On Romanticism, Hana Vu Crafts Feminine Pop Paired With an Overwhelming Air of Melancholia

The LA singer-songwriter makes sadness eminently danceable on her sophomore LP.

Music Reviews Hana Vu
On Romanticism, Hana Vu Crafts Feminine Pop Paired With an Overwhelming Air of Melancholia

Hana Vu might have considered calling her sophomore album Down and Dreamy in LA or “Sad and Disillusioned at 22, but the succinct Romanticism has a more hopeful—if not illusory—ring to it. Romanticism calls for unbridled feeling over intellectual analysis, and drama over deliberation. And there’s unbridled, unbearable, uncontainable feelings galore on Vu’s sometimes harrowing second album. Her sense of drama is not all smoke and mirrors. Instead, her carefully crafted feminine pop is loaded with an overwhelming air of melancholia that carries its own emotional drama.

Cascades of Jackson Phillips’ tinkling piano introduce Vu’s echoing, lush croon on opener “Look Alive,” in which she confesses “Now I’m a ghost of who I have been”—a cipher emptied of breath and barren of the spirit of youth. If that sounds like a major downer, adorned with sighing strings of course, then it is tempered by Vu’s proclivity towards buoyant, almost jaunty melodies and a sardonic knack for playing up her own neuroses. On the strummy folk-pop number “Hammer,” Vu sings “I called the doctor, and he said there’s nothing wrong / There is no answer, but I want one anyway.”

While Phoebe Bridgers is the poster girl for what male rock critics love to label “sad girl indie,” Hana Vu is a serious contender for making sadness eminently danceable. “I’m just getting old, I’m just 22,” she laments on “22,” and it has all the pathos and weary resignation of a woman who is 92. To laugh, or cry? Vu seems unsure of the answer herself—sounding eminently more upbeat on the grungy, melodic “Care.” Her sweet falsetto dances atop sharp slithers of fuzzy, electric guitar, sounding almost too delicate for such a scuzzy sound, but the contrast is captivating. Also captivating is the gorgeous ballad “How It Goes,” which haunts with its unfussy bed of acoustic guitar, hinting at a bluegrass, folky melody while Vu progressively loses her mind. “Take a breath, I look around to see there’s nothing left,” she begins, “Lay in bed, I can’t be anywhere but in my head / I’ll take a picture as you walk past me.”
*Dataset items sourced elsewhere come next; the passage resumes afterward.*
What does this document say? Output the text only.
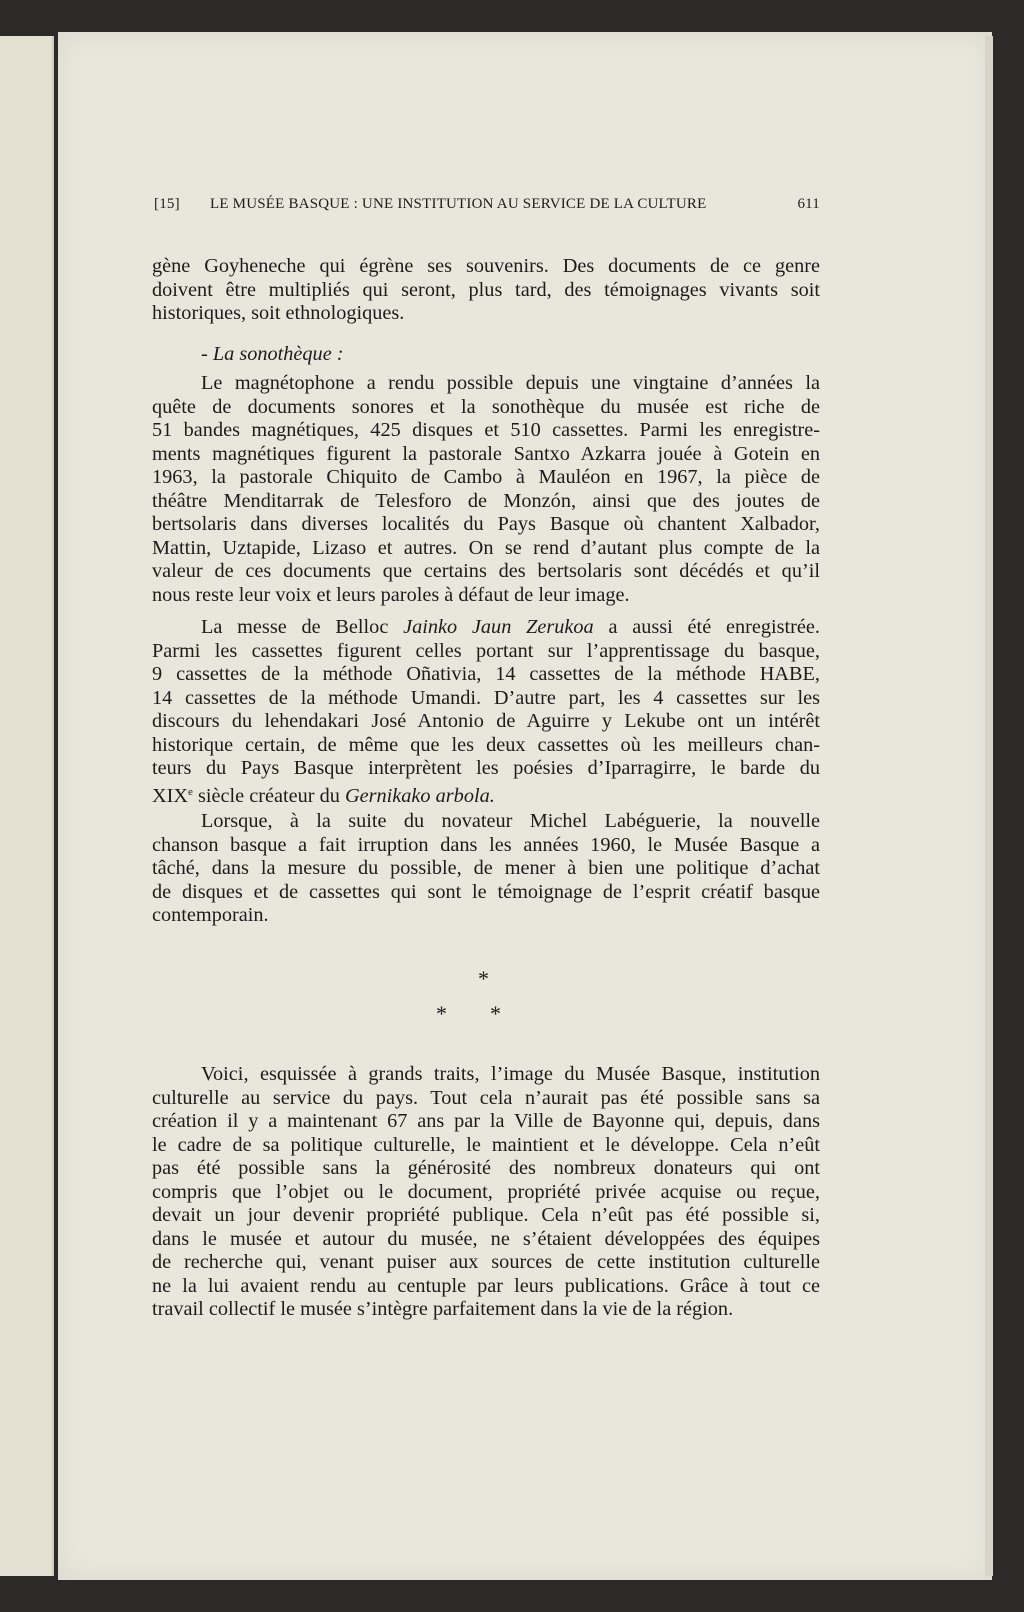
[15] LE MUSÉE BASQUE : UNE INSTITUTION AU SERVICE DE LA CULTURE	611
gène Goyheneche qui égrène ses souvenirs. Des documents de ce genre
doivent être multipliés qui seront, plus tard, des témoignages vivants soit
historiques, soit ethnologiques.
- La sonothèque :
Le magnétophone a rendu possible depuis une vingtaine d’années la
quête de documents sonores et la sonothèque du musée est riche de
51 bandes magnétiques, 425 disques et 510 cassettes. Parmi les enregistre-
ments magnétiques figurent la pastorale Santxo Azkarra jouée à Gotein en
1963, la pastorale Chiquito de Cambo à Mauléon en 1967, la pièce de
théâtre Menditarrak de Telesforo de Monzón, ainsi que des joutes de
bertsolaris dans diverses localités du Pays Basque où chantent Xalbador,
Mattin, Uztapide, Lizaso et autres. On se rend d’autant plus compte de la
valeur de ces documents que certains des bertsolaris sont décédés et qu’il
nous reste leur voix et leurs paroles à défaut de leur image.
La messe de Belloc Jainko Jaun Zerukoa a aussi été enregistrée.
Parmi les cassettes figurent celles portant sur l’apprentissage du basque,
9 cassettes de la méthode Oñativia, 14 cassettes de la méthode HABE,
14 cassettes de la méthode Umandi. D’autre part, les 4 cassettes sur les
discours du lehendakari José Antonio de Aguirre y Lekube ont un intérêt
historique certain, de même que les deux cassettes où les meilleurs chan-
teurs du Pays Basque interprètent les poésies d’Iparragirre, le barde du
XIXe siècle créateur du Gernikako arbola.
Lorsque, à la suite du novateur Michel Labéguerie, la nouvelle
chanson basque a fait irruption dans les années 1960, le Musée Basque a
tâché, dans la mesure du possible, de mener à bien une politique d’achat
de disques et de cassettes qui sont le témoignage de l’esprit créatif basque
contemporain.
*
* *
Voici, esquissée à grands traits, l’image du Musée Basque, institution
culturelle au service du pays. Tout cela n’aurait pas été possible sans sa
création il y a maintenant 67 ans par la Ville de Bayonne qui, depuis, dans
le cadre de sa politique culturelle, le maintient et le développe. Cela n’eût
pas été possible sans la générosité des nombreux donateurs qui ont
compris que l’objet ou le document, propriété privée acquise ou reçue,
devait un jour devenir propriété publique. Cela n’eût pas été possible si,
dans le musée et autour du musée, ne s’étaient développées des équipes
de recherche qui, venant puiser aux sources de cette institution culturelle
ne la lui avaient rendu au centuple par leurs publications. Grâce à tout ce
travail collectif le musée s’intègre parfaitement dans la vie de la région.
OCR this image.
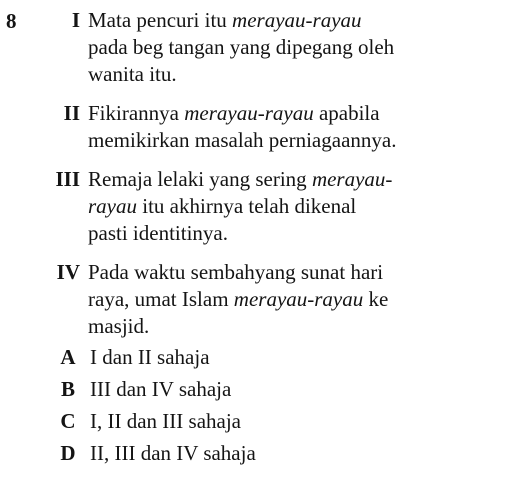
8	I Mata pencuri itu merayau-rayau
pada beg tangan yang dipegang oleh
wanita itu.
II Fikirannya merayau-rayau apabila
memikirkan masalah perniagaannya.
III Remaja lelaki yang sering merayau-
rayau itu akhirnya telah dikenal
pasti identitinya.
IV Pada waktu sembahyang sunat hari
raya, umat Islam merayau-rayau ke
masjid.
A I dan II sahaja
B III dan IV sahaja
C I, II dan III sahaja
D II, III dan IV sahaja
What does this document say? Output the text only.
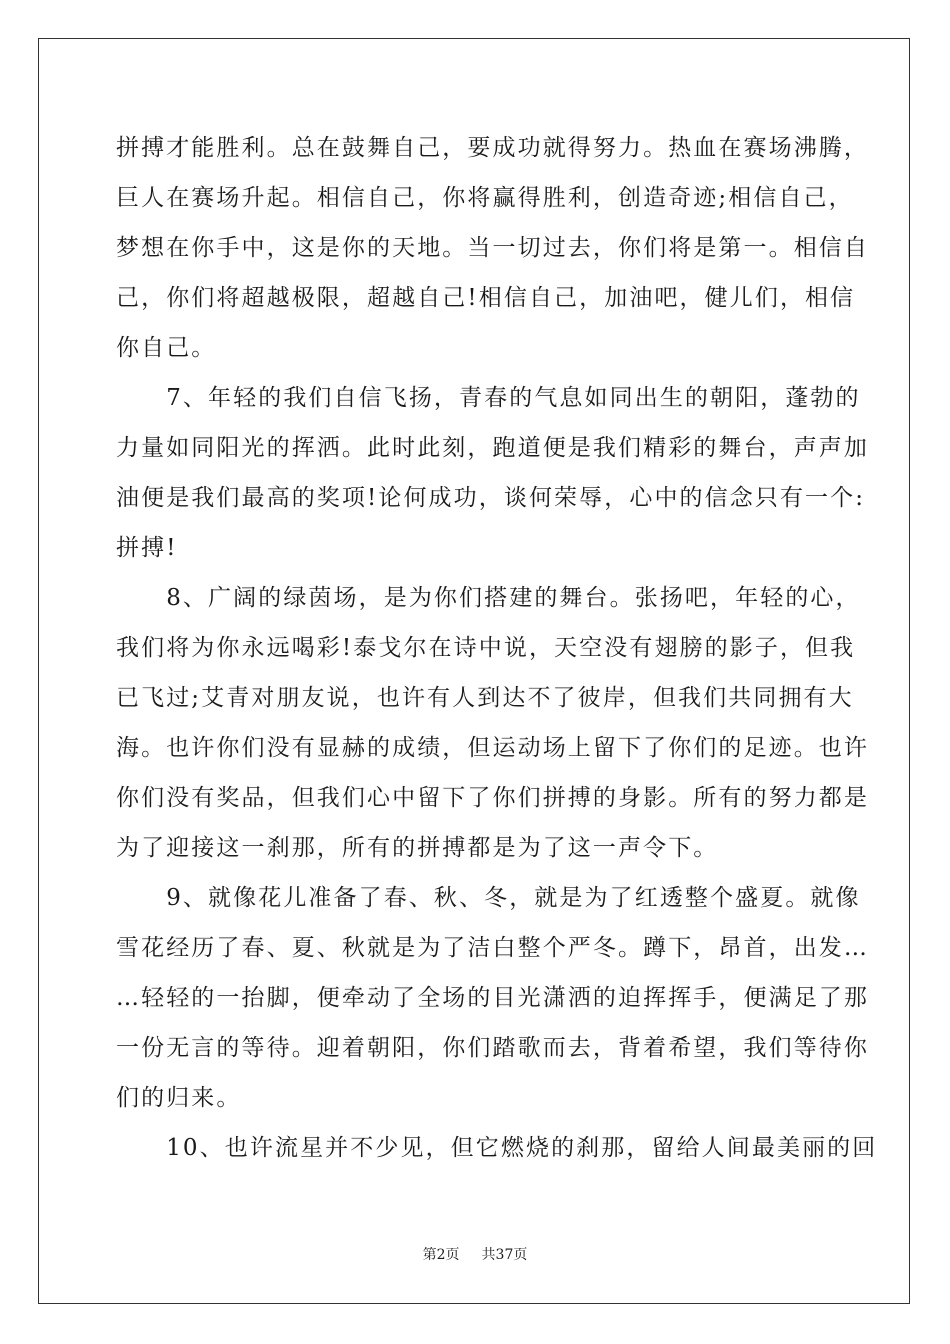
拼搏才能胜利。总在鼓舞自己，要成功就得努力。热血在赛场沸腾，
巨人在赛场升起。相信自己，你将赢得胜利，创造奇迹;相信自己，
梦想在你手中，这是你的天地。当一切过去，你们将是第一。相信自
己，你们将超越极限，超越自己!相信自己，加油吧，健儿们，相信
你自己。
　　7、年轻的我们自信飞扬，青春的气息如同出生的朝阳，蓬勃的
力量如同阳光的挥洒。此时此刻，跑道便是我们精彩的舞台，声声加
油便是我们最高的奖项!论何成功，谈何荣辱，心中的信念只有一个:
拼搏!
　　8、广阔的绿茵场，是为你们搭建的舞台。张扬吧，年轻的心，
我们将为你永远喝彩!泰戈尔在诗中说，天空没有翅膀的影子，但我
已飞过;艾青对朋友说，也许有人到达不了彼岸，但我们共同拥有大
海。也许你们没有显赫的成绩，但运动场上留下了你们的足迹。也许
你们没有奖品，但我们心中留下了你们拼搏的身影。所有的努力都是
为了迎接这一刹那，所有的拼搏都是为了这一声令下。
　　9、就像花儿准备了春、秋、冬，就是为了红透整个盛夏。就像
雪花经历了春、夏、秋就是为了洁白整个严冬。蹲下，昂首，出发…
…轻轻的一抬脚，便牵动了全场的目光潇洒的迫挥挥手，便满足了那
一份无言的等待。迎着朝阳，你们踏歌而去，背着希望，我们等待你
们的归来。
　　10、也许流星并不少见，但它燃烧的刹那，留给人间最美丽的回
第2页 共37页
Historically, the Romantic Era over 220 years ago was a retaliation to an increasingly conservative European political environment, championing imagination and spontaneity through music, art and language. Vu’s retaliation is more personal than political, directed at the demands of adulthood and the expectations of a young woman to journey through specific life landmarks once she sails out of her teens. Vu’s 2021 debut album, Public Storage, variously traversed fuzzy, DIY bedroom pop enlivened with shivers of synth and lush melodies. Romanticism could be seen as that debut album’s older sister—a little wiser and more confident in revealing personal stories and observations where Public Storage, like any typical teenager, was determined to shrug off the heaviness of feelings with dismissive one-liners.
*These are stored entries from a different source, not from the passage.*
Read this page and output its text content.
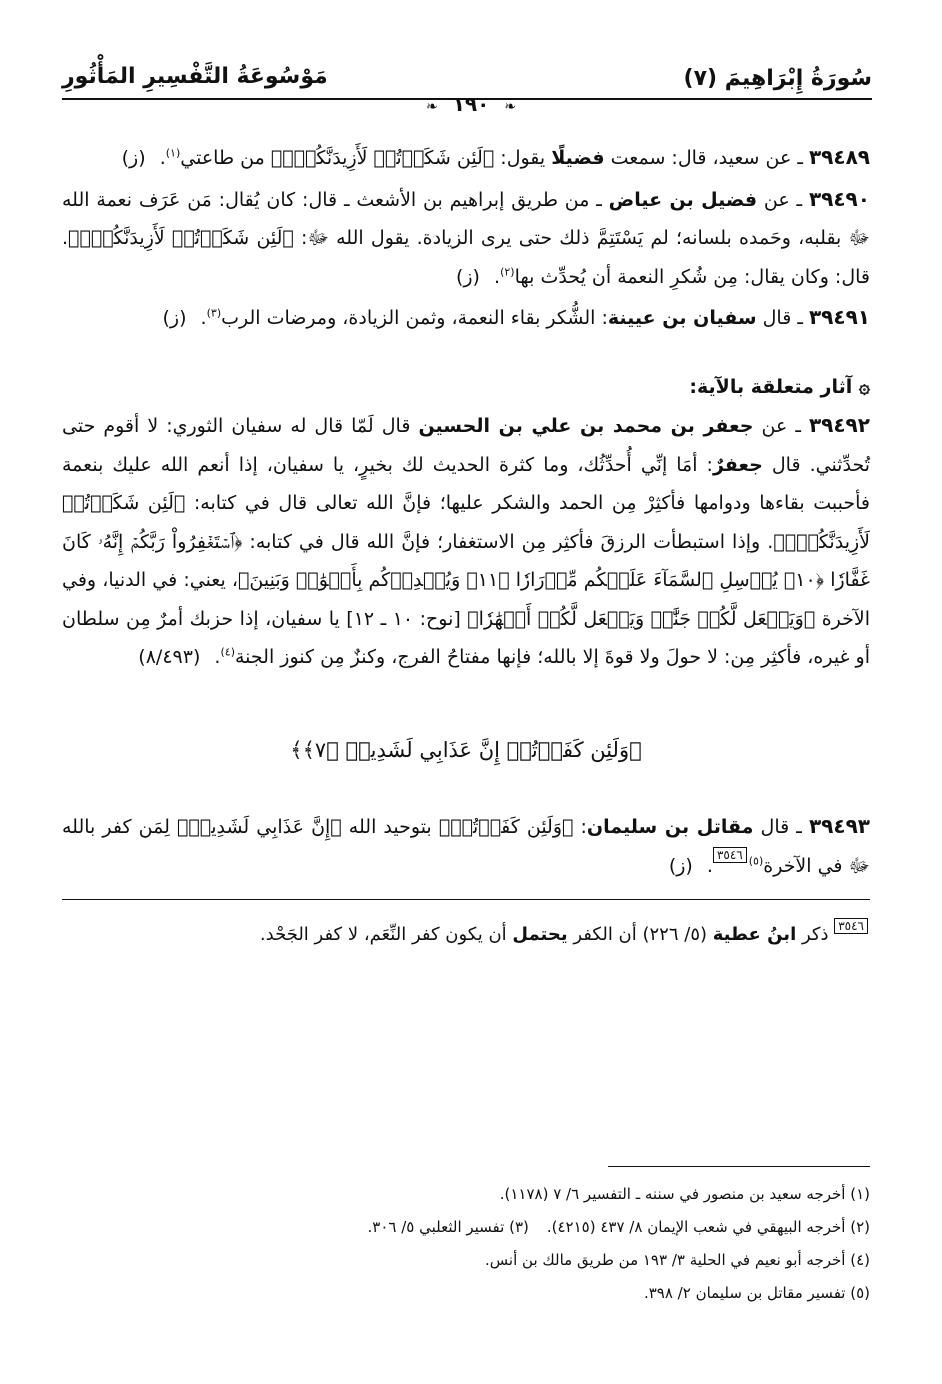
سُورَةُ إِبْرَاهِيمَ (٧)
مَوْسُوعَةُ التَّفْسِيرِ المَأْثُورِ
❧ ١٩٠ ❧

٣٩٤٨٩ ـ عن سعيد، قال: سمعت فضيلًا يقول: ﴿لَئِن شَكَرۡتُمۡ لَأَزِيدَنَّكُمۡۖ﴾ من طاعتي$^{(١)}$. (ز)

٣٩٤٩٠ ـ عن فضيل بن عياض ـ من طريق إبراهيم بن الأشعث ـ قال: كان يُقال: مَن عَرَف نعمة الله ﷻ بقلبه، وحَمده بلسانه؛ لم يَسْتَتِمَّ ذلك حتى يرى الزيادة. يقول الله ﷻ: ﴿لَئِن شَكَرۡتُمۡ لَأَزِيدَنَّكُمۡۖ﴾. قال: وكان يقال: مِن شُكرِ النعمة أن يُحدِّث بها$^{(٢)}$. (ز)

٣٩٤٩١ ـ قال سفيان بن عيينة: الشُّكر بقاء النعمة، وثمن الزيادة، ومرضات الرب$^{(٣)}$. (ز)

۞ آثار متعلقة بالآية:

٣٩٤٩٢ ـ عن جعفر بن محمد بن علي بن الحسين قال لَمّا قال له سفيان الثوري: لا أقوم حتى تُحدِّثني. قال جعفرٌ: أمَا إنِّي أُحدِّثُك، وما كثرة الحديث لك بخيرٍ، يا سفيان، إذا أنعم الله عليك بنعمة فأحببت بقاءها ودوامها فأكثِرْ مِن الحمد والشكر عليها؛ فإنَّ الله تعالى قال في كتابه: ﴿لَئِن شَكَرۡتُمۡ لَأَزِيدَنَّكُمۡۖ﴾. وإذا استبطأت الرزقَ فأكثِر مِن الاستغفار؛ فإنَّ الله قال في كتابه: ﴿ٱسۡتَغۡفِرُواْ رَبَّكُمۡ إِنَّهُۥ كَانَ غَفَّارٗا ﴿١٠﴾ يُرۡسِلِ ٱلسَّمَآءَ عَلَيۡكُم مِّدۡرَارٗا ﴿١١﴾ وَيُمۡدِدۡكُم بِأَمۡوَٰلٖ وَبَنِينَ﴾، يعني: في الدنيا، وفي الآخرة ﴿وَيَجۡعَل لَّكُمۡ جَنَّٰتٖ وَيَجۡعَل لَّكُمۡ أَنۡهَٰرٗا﴾ [نوح: ١٠ ـ ١٢] يا سفيان، إذا حزبك أمرٌ مِن سلطان أو غيره، فأكثِر مِن: لا حولَ ولا قوةَ إلا بالله؛ فإنها مفتاحُ الفرج، وكنزٌ مِن كنوز الجنة$^{(٤)}$. (٨/٤٩٣)

﴿وَلَئِن كَفَرۡتُمۡ إِنَّ عَذَابِي لَشَدِيدٞ ﴿٧﴾﴾

٣٩٤٩٣ ـ قال مقاتل بن سليمان: ﴿وَلَئِن كَفَرۡتُمۡ﴾ بتوحيد الله ﴿إِنَّ عَذَابِي لَشَدِيدٞ﴾ لِمَن كفر بالله ﷻ في الآخرة$^{(٥)}$٣٥٤٦. (ز)

٣٥٤٦ ذكر ابنُ عطية (٥/ ٢٢٦) أن الكفر يحتمل أن يكون كفر النِّعَم، لا كفر الجَحْد.

(١) أخرجه سعيد بن منصور في سننه ـ التفسير ٦/ ٧ (١١٧٨).
(٢) أخرجه البيهقي في شعب الإيمان ٨/ ٤٣٧ (٤٢١٥).(٣) تفسير الثعلبي ٥/ ٣٠٦.
(٤) أخرجه أبو نعيم في الحلية ٣/ ١٩٣ من طريق مالك بن أنس.
(٥) تفسير مقاتل بن سليمان ٢/ ٣٩٨.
Vu was only 17 when she released her first self-produced EP, How Many Times Have You Driven By. The project bristled with distinctly forlorn high school angst, and she has brought fellow Californian DIY pop muso Jackson Phillips (of Day Wave) back on board as co-producer and multi-instrumentalist on Romanticism. Between the two musicians alternating duties on guitar, drums, strings, synths and piano, it has the depth and full-bodied immediacy that could fool you that Vu had a full live band behind her. If the first half of the album is rife with melancholic ballads that are closer to the melancholic folk-pop of Taylor Swift’s Evermore, then the back half of Romanticism heads closer to synth-pop territory. An especially restless disco rhythm pulsates through “Play,” alleviating some of the heavy emotions that threaten to pull you into Vu’s internal abyss.
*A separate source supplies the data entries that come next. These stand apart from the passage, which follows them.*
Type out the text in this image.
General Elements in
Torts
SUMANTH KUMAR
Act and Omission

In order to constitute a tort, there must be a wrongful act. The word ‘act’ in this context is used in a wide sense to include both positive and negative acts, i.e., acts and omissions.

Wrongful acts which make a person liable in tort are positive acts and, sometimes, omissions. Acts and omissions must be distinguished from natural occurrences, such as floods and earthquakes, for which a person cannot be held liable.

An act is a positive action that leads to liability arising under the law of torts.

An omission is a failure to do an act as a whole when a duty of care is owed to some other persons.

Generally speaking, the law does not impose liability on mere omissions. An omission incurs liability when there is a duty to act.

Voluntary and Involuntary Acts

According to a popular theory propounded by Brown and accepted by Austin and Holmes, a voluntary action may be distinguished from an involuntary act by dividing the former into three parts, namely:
While Vu has been often likened to Lana Del Rey in the past, that comparison is hard to make on Romanticism. The yearning, sometimes ghostly loveliness of her voice and her swirling synth-string arrangements better parallel Bat For Lashes, Soccer Mommy, Cat Power or—most befittingly—the gloomily romantic, synth-pop of Japanese Breakfast. Trying to classify Hana Vu, or to judge her at all, though, feels almost like a violation of sorts. At only 22, she’s seemingly been judging herself most harshly of all for as long as she’s been conscious. As she reminds us on “Care,” she’s in an endless race from herself and all of us, anyway: “I’m running from this world to the next one, until I can find someone who cares.” If there’s justice in the world, Romanticism will prove to Vu that there are plenty who care for her and her vulnerable, bruised take on synth-folk-pop.